A Coordenadoria de Multimeios (Comm) da Secretaria de Comunicação Social (SCS) do CNJ é a unidade responsável pela criação e manutenção dos perfis oficiais das redes do CNJ, da mesma forma que avalia como cada conteúdo será compartilhado, respeitando a proposta de cada canal e seu público-alvo.

O uso seguro das plataformas digitais pressupõe um ambiente de interação baseado no respeito, na civilidade e na pertinência temática. Comentários e manifestações do público devem contribuir para o debate construtivo e estar alinhados ao caráter informativo e educativo dos conteúdos publicados. Ao não tolerar práticas abusivas, discursos de ódio, desinformações e condutas ilícitas, o CNJ reforça seu compromisso com a ética digital, a proteção de direitos fundamentais e a promoção de um espaço virtual seguro para todos os usuários.

Nesse sentido, serão excluídas e/ou ocultadas as mensagens que:

– Usem linguagem ou imagem inapropriada, obscena, caluniosa, grosseira, abusiva, difamatória, ofensiva ou violenta;
– Utilizem termos capacitistas;
– Façam apologia a práticas ilícitas;
– Incitem o racismo ou façam discriminação de qualquer ordem;
– Incitem o ódio ou a violência, incluindo ameaças contra indivíduos, grupos ou instituições;
– Contenham ameaças, assédio, injúria, calúnia, difamação, acusação manifestamente infundada, busquem intimidar ou configurem qualquer outra forma de ilícito penal;
– Divulguem conteúdos na forma de spam ou “correntes”;
– Caracterizem intuito comercial ou publicitário;
– Estejam repetidas, desde que publicadas pelo mesmo autor;
– Sejam ininteligíveis ou fora de contexto;
– Tenham conteúdo eleitoral ou propagandas político-partidárias;
– Contenham links suspeitos ou representem ameaça à segurança da informação;
– Façam uso de informações e imagem de pessoas e instituições de modo indevido;
– Contenham dados pessoais do autor ou de terceiros;
– Violem os direitos autorais, de imagem e de propriedade intelectual;
– Sejam fraudulentas ou promovam conteúdo inverídico, enganoso ou de desinformação;
– Sejam provenientes de contas falsas ou com identidades fictícias com o objetivo de enganar ou prejudicar;
– Contenham inadvertidamente imagens ou informações consideradas chocantes ou perturbadoras;
– Sejam antidemocráticas ou configurem ataque à democracia;
– Sejam inconstitucionais ou violem a legislação brasileira vigente.

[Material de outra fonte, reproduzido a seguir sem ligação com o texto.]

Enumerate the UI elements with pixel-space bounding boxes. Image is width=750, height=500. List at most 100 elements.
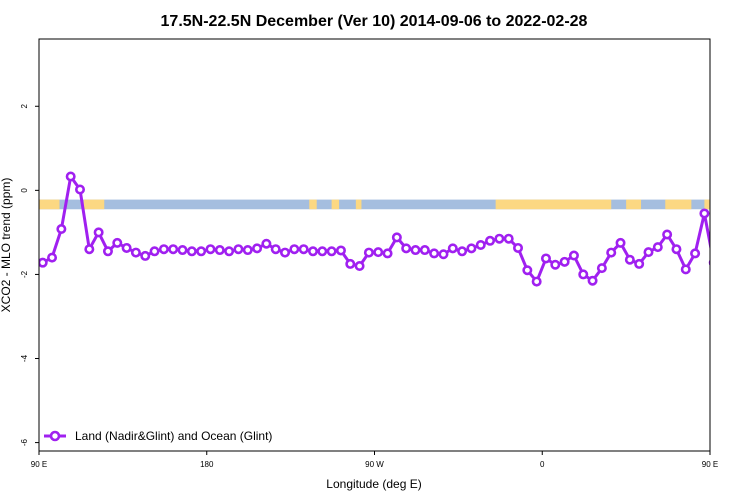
data-point [652, 242, 663, 253]
data-point [317, 246, 328, 257]
x-tick-label: 90 E [31, 460, 47, 469]
x-tick-label: 180 [200, 460, 214, 469]
y-tick-label: -6 [20, 438, 29, 446]
data-point [596, 263, 607, 274]
data-point [75, 184, 86, 195]
data-point [624, 254, 635, 265]
data-point [270, 244, 281, 255]
plot-area [39, 171, 745, 287]
data-point [326, 246, 337, 257]
land-ocean-mask-band [39, 199, 710, 210]
data-point [540, 253, 551, 264]
data-point [335, 245, 346, 256]
data-point [513, 242, 524, 253]
data-point [401, 243, 412, 254]
y-tick-label: 2 [20, 103, 29, 108]
data-point [738, 173, 745, 180]
chart-title: 17.5N-22.5N December (Ver 10) 2014-09-06… [161, 13, 588, 30]
y-tick-label: 0 [20, 188, 29, 193]
data-point [345, 258, 356, 269]
data-point [233, 244, 244, 255]
land-segment [495, 199, 612, 210]
data-point [242, 245, 253, 256]
data-point [587, 275, 598, 286]
data-point [93, 227, 104, 238]
land-segment [309, 199, 317, 210]
data-point [224, 246, 235, 257]
data-point [466, 243, 477, 254]
data-point [307, 246, 318, 257]
data-point [373, 247, 384, 258]
data-point [531, 276, 542, 287]
legend-label: Land (Nadir&Glint) and Ocean (Glint) [75, 429, 272, 443]
data-point [690, 248, 701, 259]
data-point [102, 246, 113, 257]
legend-marker-swatch [49, 430, 61, 442]
data-point [503, 233, 514, 244]
data-point [708, 259, 710, 266]
data-point [140, 250, 151, 261]
data-point [39, 257, 48, 268]
land-segment [83, 199, 105, 210]
ocean-band [39, 199, 710, 210]
data-point [429, 248, 440, 259]
land-segment [626, 199, 642, 210]
data-point [475, 240, 486, 251]
data-point [485, 235, 496, 246]
y-axis: 2 0 -2 -4 -6 [20, 103, 39, 446]
data-point [289, 244, 300, 255]
land-segment [704, 199, 710, 210]
data-point [550, 259, 561, 270]
data-point [447, 243, 458, 254]
data-point [457, 246, 468, 257]
data-point [186, 246, 197, 257]
y-tick-label: -4 [20, 354, 29, 362]
data-point [177, 245, 188, 256]
data-point [130, 247, 141, 258]
x-axis-label: Longitude (deg E) [326, 477, 421, 491]
data-point [699, 208, 710, 219]
data-point [662, 229, 673, 240]
data-point [205, 244, 216, 255]
x-tick-label: 0 [540, 460, 545, 469]
data-point [214, 245, 225, 256]
data-point [719, 254, 726, 261]
data-point [158, 244, 169, 255]
data-point [419, 245, 430, 256]
data-point [438, 249, 449, 260]
data-point [261, 238, 272, 249]
data-point [643, 247, 654, 258]
data-point [382, 248, 393, 259]
data-point [578, 269, 589, 280]
data-point [671, 244, 682, 255]
land-segment [331, 199, 340, 210]
legend: Land (Nadir&Glint) and Ocean (Glint) [44, 429, 272, 443]
data-point [354, 261, 365, 272]
data-point [298, 244, 309, 255]
land-segment [665, 199, 692, 210]
data-point [729, 226, 736, 233]
land-segment [39, 199, 60, 210]
y-tick-label: -2 [20, 270, 29, 278]
data-point [363, 247, 374, 258]
data-point [112, 237, 123, 248]
data-point [606, 247, 617, 258]
series-line [41, 175, 710, 284]
data-point [47, 252, 58, 263]
data-series-layer [39, 171, 745, 287]
data-point [56, 224, 67, 235]
x-tick-label: 90 E [702, 460, 718, 469]
data-point [149, 246, 160, 257]
plot-frame [38, 38, 711, 452]
data-point [121, 242, 132, 253]
data-point [196, 246, 207, 257]
x-axis: 90 E 180 90 W 0 90 E [31, 451, 718, 469]
data-point [391, 232, 402, 243]
land-segment [355, 199, 362, 210]
data-point [252, 243, 263, 254]
data-point [410, 245, 421, 256]
y-axis-label: XCO2 - MLO trend (ppm) [0, 178, 13, 313]
data-point [522, 265, 533, 276]
data-point [615, 237, 626, 248]
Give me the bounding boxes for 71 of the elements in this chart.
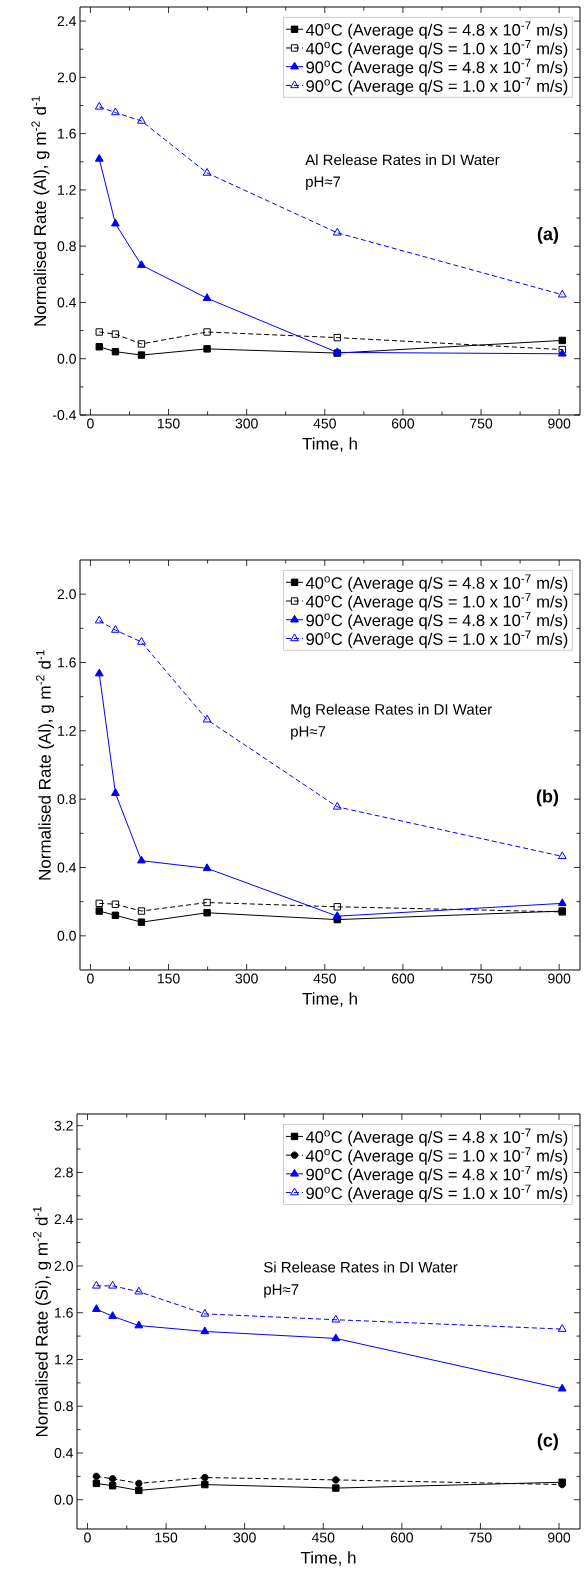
annotation: (b) xyxy=(536,789,559,807)
annotation: Si Release Rates in DI Water xyxy=(263,1261,458,1273)
y-tick-label: 1.2 xyxy=(58,725,76,736)
y-tick-label: 1.2 xyxy=(55,1354,73,1365)
x-tick-label: 300 xyxy=(235,418,258,429)
x-tick-label: 0 xyxy=(84,1532,91,1543)
x-tick-label: 750 xyxy=(470,418,493,429)
y-tick-label: 2.0 xyxy=(57,589,76,600)
y-tick-label: 1.6 xyxy=(58,657,76,668)
x-tick-label: 0 xyxy=(87,418,94,429)
x-tick-label: 900 xyxy=(548,418,571,429)
y-tick-label: 3.2 xyxy=(54,1120,73,1131)
y-tick-label: 2.4 xyxy=(54,1214,74,1225)
x-tick-label: 600 xyxy=(391,418,415,429)
x-tick-label: 600 xyxy=(391,973,415,984)
legend-label: 90$^{o}$C (Average q/S = 4.8 x 10$^{-7}$ m/s) xyxy=(306,611,568,630)
y-tick-label: 0.4 xyxy=(57,297,77,308)
annotation: Al Release Rates in DI Water xyxy=(305,154,500,166)
x-axis-title: Time, h xyxy=(300,1551,356,1566)
legend-label: 40$^{o}$C (Average q/S = 1.0 x 10$^{-7}$ m/s) xyxy=(305,40,568,58)
y-tick-label: 0.0 xyxy=(57,353,76,364)
annotation: Mg Release Rates in DI Water xyxy=(291,703,492,718)
x-tick-label: 900 xyxy=(548,973,571,984)
annotation: (a) xyxy=(537,227,559,244)
annotation: pH≈7 xyxy=(264,1284,299,1298)
x-tick-label: 900 xyxy=(548,1532,571,1543)
y-tick-label: 0.0 xyxy=(54,1494,73,1505)
y-tick-label: 2.0 xyxy=(54,1260,73,1271)
y-tick-label: 1.6 xyxy=(58,128,76,139)
x-axis-title: Time, h xyxy=(302,992,357,1007)
y-tick-label: 1.2 xyxy=(58,184,76,195)
x-tick-label: 150 xyxy=(157,418,180,429)
y-tick-label: 0.8 xyxy=(54,1401,73,1412)
legend-label: 90$^{o}$C (Average q/S = 1.0 x 10$^{-7}$ m/s) xyxy=(306,77,568,96)
x-tick-label: 750 xyxy=(469,1532,492,1543)
legend-label: 40$^{o}$C (Average q/S = 1.0 x 10$^{-7}$ m/s) xyxy=(305,593,568,611)
y-axis-title: Normalised Rate (Al), g m$^{-2}$ d$^{-1}$ xyxy=(31,96,50,326)
x-tick-label: 450 xyxy=(313,418,336,429)
x-tick-label: 150 xyxy=(157,973,180,984)
annotation: pH≈7 xyxy=(291,726,326,740)
legend-label: 40$^{o}$C (Average q/S = 4.8 x 10$^{-7}$ m/s) xyxy=(305,1128,568,1147)
x-axis-title: Time, h xyxy=(302,437,357,452)
legend-label: 40$^{o}$C (Average q/S = 4.8 x 10$^{-7}$ m/s) xyxy=(305,574,568,593)
x-tick-label: 600 xyxy=(390,1532,413,1543)
y-tick-label: -0.4 xyxy=(52,410,77,420)
y-tick-label: 2.4 xyxy=(57,16,77,26)
y-tick-label: 0.0 xyxy=(57,930,76,941)
x-tick-label: 300 xyxy=(233,1532,256,1543)
y-tick-label: 0.4 xyxy=(57,862,77,873)
y-tick-label: 0.4 xyxy=(54,1448,74,1458)
legend-label: 40$^{o}$C (Average q/S = 1.0 x 10$^{-7}$ m/s) xyxy=(305,1147,568,1165)
x-tick-label: 450 xyxy=(311,1532,335,1543)
x-tick-label: 150 xyxy=(155,1532,178,1543)
legend-label: 40$^{o}$C (Average q/S = 4.8 x 10$^{-7}$ m/s) xyxy=(305,21,568,40)
legend-label: 90$^{o}$C (Average q/S = 4.8 x 10$^{-7}$ m/s) xyxy=(306,1166,568,1184)
annotation: (c) xyxy=(537,1433,558,1451)
y-axis-title: Normalised Rate (Si), g m$^{-2}$ d$^{-1}$ xyxy=(33,1206,52,1437)
y-tick-label: 1.6 xyxy=(55,1307,73,1318)
x-tick-label: 300 xyxy=(235,973,258,984)
annotation: pH≈7 xyxy=(306,176,341,190)
legend-label: 90$^{o}$C (Average q/S = 1.0 x 10$^{-7}$ m/s) xyxy=(306,630,568,649)
y-tick-label: 2.0 xyxy=(57,72,76,83)
y-tick-label: 0.8 xyxy=(57,794,76,805)
x-tick-label: 0 xyxy=(87,973,94,984)
y-tick-label: 2.8 xyxy=(54,1167,73,1178)
legend-label: 90$^{o}$C (Average q/S = 1.0 x 10$^{-7}$ m/s) xyxy=(306,1184,568,1203)
legend-label: 90$^{o}$C (Average q/S = 4.8 x 10$^{-7}$ m/s) xyxy=(306,58,568,77)
x-tick-label: 450 xyxy=(313,973,336,984)
y-axis-title: Normalised Rate (Al), g m$^{-2}$ d$^{-1}$ xyxy=(36,650,55,880)
x-tick-label: 750 xyxy=(470,973,493,984)
y-tick-label: 0.8 xyxy=(57,241,76,252)
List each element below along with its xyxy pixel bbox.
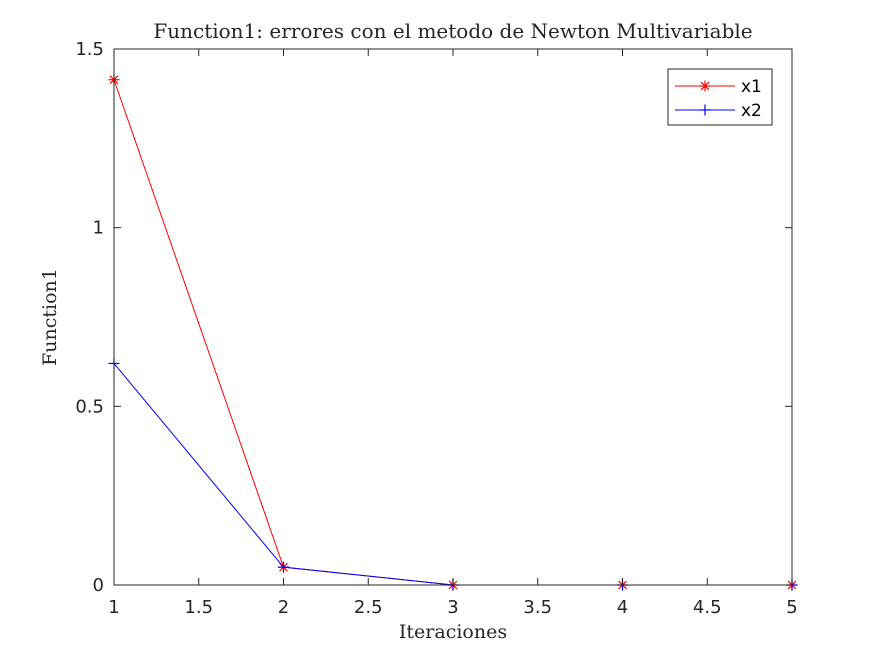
y-tick-label: 0 (93, 575, 104, 596)
y-tick-label: 0.5 (75, 396, 104, 417)
x-tick-label: 1.5 (184, 597, 213, 618)
x-tick-label: 5 (786, 597, 797, 618)
x-tick-label: 3 (447, 597, 458, 618)
legend-marker-x2 (699, 104, 711, 116)
data-point-x2 (278, 561, 289, 573)
x-tick-label: 2 (278, 597, 289, 618)
x-tick-label: 3.5 (523, 597, 552, 618)
y-tick-label: 1.5 (75, 39, 104, 60)
plot-area (114, 49, 792, 585)
tick-layer: 1 1.5 2 2.5 3 3.5 4 4.5 5 0 0.5 1 1.5 (75, 39, 797, 618)
x-tick-label: 1 (108, 597, 119, 618)
x-axis-label: Iteraciones (399, 621, 507, 643)
chart-title: Function1: errores con el metodo de Newt… (153, 19, 752, 43)
legend-box (667, 68, 773, 126)
y-axis-label: Function1 (39, 268, 61, 366)
legend-entry-x2: x2 (675, 101, 762, 121)
legend-label-x2: x2 (741, 101, 762, 121)
x-tick-label: 4.5 (693, 597, 722, 618)
marker-stroke (700, 81, 710, 91)
legend-marker-x1 (699, 80, 711, 92)
x-tick-label: 2.5 (354, 597, 383, 618)
legend-label-x1: x1 (741, 77, 762, 97)
x-tick-label: 4 (617, 597, 628, 618)
y-tick-label: 1 (93, 218, 104, 239)
legend-entry-x1: x1 (675, 77, 762, 97)
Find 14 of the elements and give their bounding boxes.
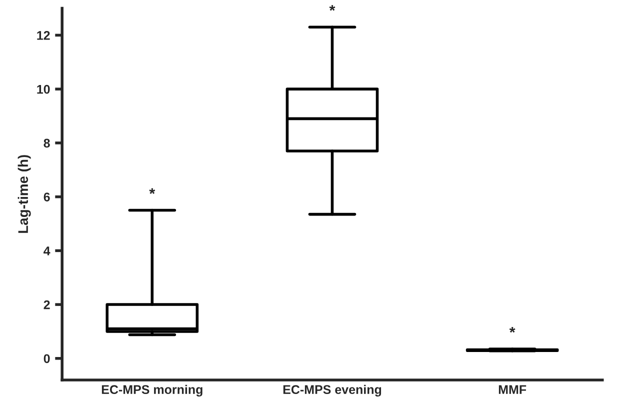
- y-tick-label: 4: [44, 246, 50, 256]
- annotation: *: [329, 5, 336, 11]
- annotation: *: [149, 188, 156, 194]
- annotation: *: [509, 326, 516, 333]
- y-tick-label: 2: [44, 300, 50, 310]
- y-tick-label: 6: [44, 192, 50, 202]
- y-tick-label: 0: [44, 354, 50, 364]
- y-tick-label: 12: [37, 30, 50, 40]
- x-tick-label: EC-MPS evening: [283, 384, 382, 397]
- x-tick-label: EC-MPS morning: [102, 384, 202, 397]
- y-tick-label: 10: [37, 84, 50, 94]
- x-tick-label: MMF: [498, 385, 526, 394]
- y-axis-title: Lag-time (h): [18, 155, 31, 233]
- y-tick-label: 8: [44, 138, 50, 148]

O descumprimento das normas estabelecidas poderá resultar no bloqueio imediato do usuário, sem necessidade de aviso prévio, justificativa ou consulta e, a depender da natureza do conteúdo, as manifestações poderão ser encaminhadas aos órgãos competentes para apuração de eventual prática criminosa.

O Conselho Nacional de Justiça não se responsabiliza, valida ou garante a autenticidade, correção, precisão ou confiabilidade das publicações realizadas por usuários, tampouco manifesta concordância com as opiniões nelas contidas.

Ao interagir nos perfis oficiais do CNJ nas redes sociais, o usuário declara estar ciente e de acordo com as regras de uso e convivência aqui previstas, bem como com as demais condições estabelecidas pelas plataformas e seus respectivos provedores de serviço, conforme disposto em seus termos, aplicativos e formulários de cadastro.

Destaca-se que solicitações da imprensa, pedidos de acesso à informação, bem como o encaminhamento de sugestões, reclamações, críticas e elogios relacionados às atividades do Conselho devem ser realizados por meio dos canais institucionais apropriados. Para isso, acesse a página da Sala de imprensa e a página da ouvidoria e consulte as opções de atendimento disponíveis.